We’ve recently had two opportunities to get behind the wheel of the all-new Santa Fe. The first time was in San Antonio as we took the new Santa Fe Sport off-road. The second round was during a trip to Charlottesville, Virginia, where we had the chance to drive the Santa Fe GLS and Limited, the 3-row offerings. When it comes to crossover SUVs offered by Hyundai, I’ve never been that excited. The new Santa Fe, though, incorporates an all-new design that fits it within the current lineup and it looks good. There are a lot of good looking crossovers in this segment now though, so how does this vehicle stack up?
First, we’ll look at the Santa Fe Sport. This is the 2-row, 5-passenger model with a new sporty look and feel. We drove this vehicle at the Knibbe Ranch located in Spring Branch, just north of San Antonio, Texas. This was during our annual Texas Truck Rodeo where this little Santa Fe beat out the competition being awarded the title of Compact Crossover Utility Vehicle of Texas. This was a huge honor considering the tough competition, including the new Mazda CX-5 and the new Ford Escape. We drove both a Santa Fe Sport with all-wheel-drive and standard front-wheel-drive at the ranch and had the opportunity to take it both on the road and off-road. We were quite impressed with the overall sturdiness and solid feel of this crossover, even while tearing through an open field at over 50-mph.
After driving the Santa Fe Sport, I was really looking forward to seeing how Hyundai would unify this crossover with a bigger footprint and make a 3-row model. As of 2012, the Veracruz was their only offering in the 3-row segment, but it was discontinued and now the Santa Fe would serve as both a 2-row and 3-row offering. Just as we were ready and waiting to get in one of these new vehicles for review, I received a call from Hyundai inviting me to their media preview in Charlottesville, Virginia.
The 3-row models are distinguished as the GLS and the Limited model trims. Hyundai didn’t just throw seats into the rear of a Sport and call it a day. The GLS and Limited trims are almost 10-inches longer than the Sport. They’ve also given it some distinguishing styling cues like having a larger front grille with a 4-bar design instead of the 3-bars you get on the sport. The rear-quarter window has a less aggressive line allowing for more rear visibility as well.
Inside, both these cars are similarly aligned. You get more space and luxury with a Limited package, but all trims I sat in were of great quality. Obviously, in the sport, you only have seating for 5 with your 2-rows. In the GLS, you get a bench middle seat and 2-rear seats allowing for a full 7-passenger configuration. In the Limited trim, you can opt for captains chairs in the center row making the vehicle more spacious and only allowing for a 6-passenger configuration.
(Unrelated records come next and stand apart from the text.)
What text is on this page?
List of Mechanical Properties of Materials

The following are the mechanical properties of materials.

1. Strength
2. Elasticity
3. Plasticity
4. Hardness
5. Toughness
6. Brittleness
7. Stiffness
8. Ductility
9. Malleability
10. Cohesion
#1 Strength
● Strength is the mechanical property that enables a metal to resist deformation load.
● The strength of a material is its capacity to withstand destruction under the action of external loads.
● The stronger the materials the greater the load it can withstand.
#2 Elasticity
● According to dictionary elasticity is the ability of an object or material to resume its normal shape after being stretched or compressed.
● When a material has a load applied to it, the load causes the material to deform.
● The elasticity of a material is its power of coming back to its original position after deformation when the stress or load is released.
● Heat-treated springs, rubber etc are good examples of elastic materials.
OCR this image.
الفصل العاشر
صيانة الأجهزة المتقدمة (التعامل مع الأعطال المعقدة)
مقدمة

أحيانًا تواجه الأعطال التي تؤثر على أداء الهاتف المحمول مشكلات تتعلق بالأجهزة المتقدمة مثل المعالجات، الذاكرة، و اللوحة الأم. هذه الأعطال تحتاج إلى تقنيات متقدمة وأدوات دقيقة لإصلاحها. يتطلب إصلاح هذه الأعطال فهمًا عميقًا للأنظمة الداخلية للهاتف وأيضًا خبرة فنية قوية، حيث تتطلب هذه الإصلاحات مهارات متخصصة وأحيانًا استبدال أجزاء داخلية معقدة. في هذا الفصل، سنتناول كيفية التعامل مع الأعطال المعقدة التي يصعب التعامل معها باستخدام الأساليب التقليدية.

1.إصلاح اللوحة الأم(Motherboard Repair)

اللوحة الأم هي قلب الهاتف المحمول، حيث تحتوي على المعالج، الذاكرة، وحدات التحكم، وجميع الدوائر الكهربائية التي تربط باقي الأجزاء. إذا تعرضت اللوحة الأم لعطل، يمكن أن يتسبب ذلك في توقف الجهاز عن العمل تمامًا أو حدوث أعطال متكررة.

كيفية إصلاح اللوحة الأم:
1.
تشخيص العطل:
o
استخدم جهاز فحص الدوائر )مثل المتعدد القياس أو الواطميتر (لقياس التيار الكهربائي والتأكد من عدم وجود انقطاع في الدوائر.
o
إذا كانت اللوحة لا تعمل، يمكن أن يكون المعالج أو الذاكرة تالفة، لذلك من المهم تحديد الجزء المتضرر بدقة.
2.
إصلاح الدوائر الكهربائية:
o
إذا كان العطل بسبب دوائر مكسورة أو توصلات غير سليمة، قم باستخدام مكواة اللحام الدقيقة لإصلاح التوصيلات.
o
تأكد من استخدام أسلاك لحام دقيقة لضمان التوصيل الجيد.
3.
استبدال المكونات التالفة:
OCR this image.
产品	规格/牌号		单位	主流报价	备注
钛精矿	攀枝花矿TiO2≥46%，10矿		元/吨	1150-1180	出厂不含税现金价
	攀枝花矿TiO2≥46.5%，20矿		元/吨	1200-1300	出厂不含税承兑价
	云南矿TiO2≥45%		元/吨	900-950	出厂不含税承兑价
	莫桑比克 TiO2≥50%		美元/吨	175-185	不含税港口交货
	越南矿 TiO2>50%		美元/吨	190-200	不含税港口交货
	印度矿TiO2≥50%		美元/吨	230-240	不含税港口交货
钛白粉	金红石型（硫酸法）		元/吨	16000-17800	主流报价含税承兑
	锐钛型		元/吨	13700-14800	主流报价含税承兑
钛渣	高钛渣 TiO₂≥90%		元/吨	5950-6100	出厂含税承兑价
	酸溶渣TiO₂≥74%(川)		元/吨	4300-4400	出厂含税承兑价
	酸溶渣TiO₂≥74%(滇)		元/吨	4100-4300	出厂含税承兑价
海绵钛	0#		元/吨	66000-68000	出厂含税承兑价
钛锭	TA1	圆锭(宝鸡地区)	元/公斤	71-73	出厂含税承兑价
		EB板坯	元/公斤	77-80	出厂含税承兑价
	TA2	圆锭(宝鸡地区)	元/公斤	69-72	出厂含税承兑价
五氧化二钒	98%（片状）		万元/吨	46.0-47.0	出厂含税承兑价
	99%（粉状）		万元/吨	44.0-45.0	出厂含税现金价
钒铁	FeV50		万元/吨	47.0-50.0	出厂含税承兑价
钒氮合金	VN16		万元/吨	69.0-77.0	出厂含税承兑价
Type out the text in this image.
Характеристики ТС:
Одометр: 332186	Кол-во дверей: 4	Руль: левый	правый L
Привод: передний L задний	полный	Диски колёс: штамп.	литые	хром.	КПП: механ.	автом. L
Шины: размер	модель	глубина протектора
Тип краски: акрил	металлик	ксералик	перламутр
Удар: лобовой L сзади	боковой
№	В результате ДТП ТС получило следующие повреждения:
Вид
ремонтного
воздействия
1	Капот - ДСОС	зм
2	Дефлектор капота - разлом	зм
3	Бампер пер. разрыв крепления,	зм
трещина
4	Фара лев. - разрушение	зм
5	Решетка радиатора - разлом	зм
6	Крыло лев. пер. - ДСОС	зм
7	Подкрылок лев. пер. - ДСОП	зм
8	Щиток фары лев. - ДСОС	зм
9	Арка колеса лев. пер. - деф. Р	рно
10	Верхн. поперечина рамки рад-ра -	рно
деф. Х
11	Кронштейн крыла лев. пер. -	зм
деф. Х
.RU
Everything inside the Santa Fe, no matter the trim, has kept family and lifestyle in mind. The seats are coated from the factory with stain resistant “YES Essentials” coating. You get Bluetooth connectivity standard on all trims as well as the tilt-and-telescopic steering wheel, and a multifunctional trip computer. Optional is a 12-way power driver seat, 8-inch touchscreen navigation, and Infinity Logic 7 premium audio system, panoramic sunroof, proximity key with electric push-button start, heated and cooled seats, and dual-zone automatic temperature control. Getting a Limited packed out leaves you wanting very little.
Under the hood, available in all trims, is the 2.4-liter 4-cylinder engine with dual continuously variable valve timing and direct injection for keeping good power and fuel economy. You get 190-horsepower and 181-lbs.-ft of torque at 4250 rpm. This option should also net you 21-mpg city and 20-mpg highway. The Sport can also be had with Hyundai’s 2.0-liter turbocharged engine which spins out a much more sporty 264-hp and 269-lbs.-ft of torque. This is the engine you want in the Sport trim as you really get some power pushing you along. For the GLS and Limited trims, you can also have a 3.3-liter V6 engine. This engine pushes a very respectable 290-hp and 252-lbs.-ft of torque. This option was chosen for the larger vehicles with fuel economy and towing in mind. The EPA figures on the V6 are 18-city and 25-highway. It also comes standard with a trailer-prep package with a flush-mounted tow hitch design capable of towing up to 5,000-lbs.
What does this all mean? Well, after driving the Santa Fe Sport down some trails at Knibbe Ranch and then spending some time in the GLS and Limited in the mountains of Virginia, I’m really left loving this crossover. It handled itself well in all instances. It’s comfortable and the interior is some of the best in the class. It’s as capable as anything else in its class with good ground clearance and a nice all-wheel-drive option. It’s the perfect size for growing families and at a base price of $24,700 for the Sport and $28,600 for the GLS, it’s priced competitively too. Of course, a fully equipped Limited trim with AWD and the Technology package can ring up to a max of $38,885 which seems like a lot for a Hyundai, but comparing it to vehicles like the Ford Explorer, it can be looked at as a really good deal.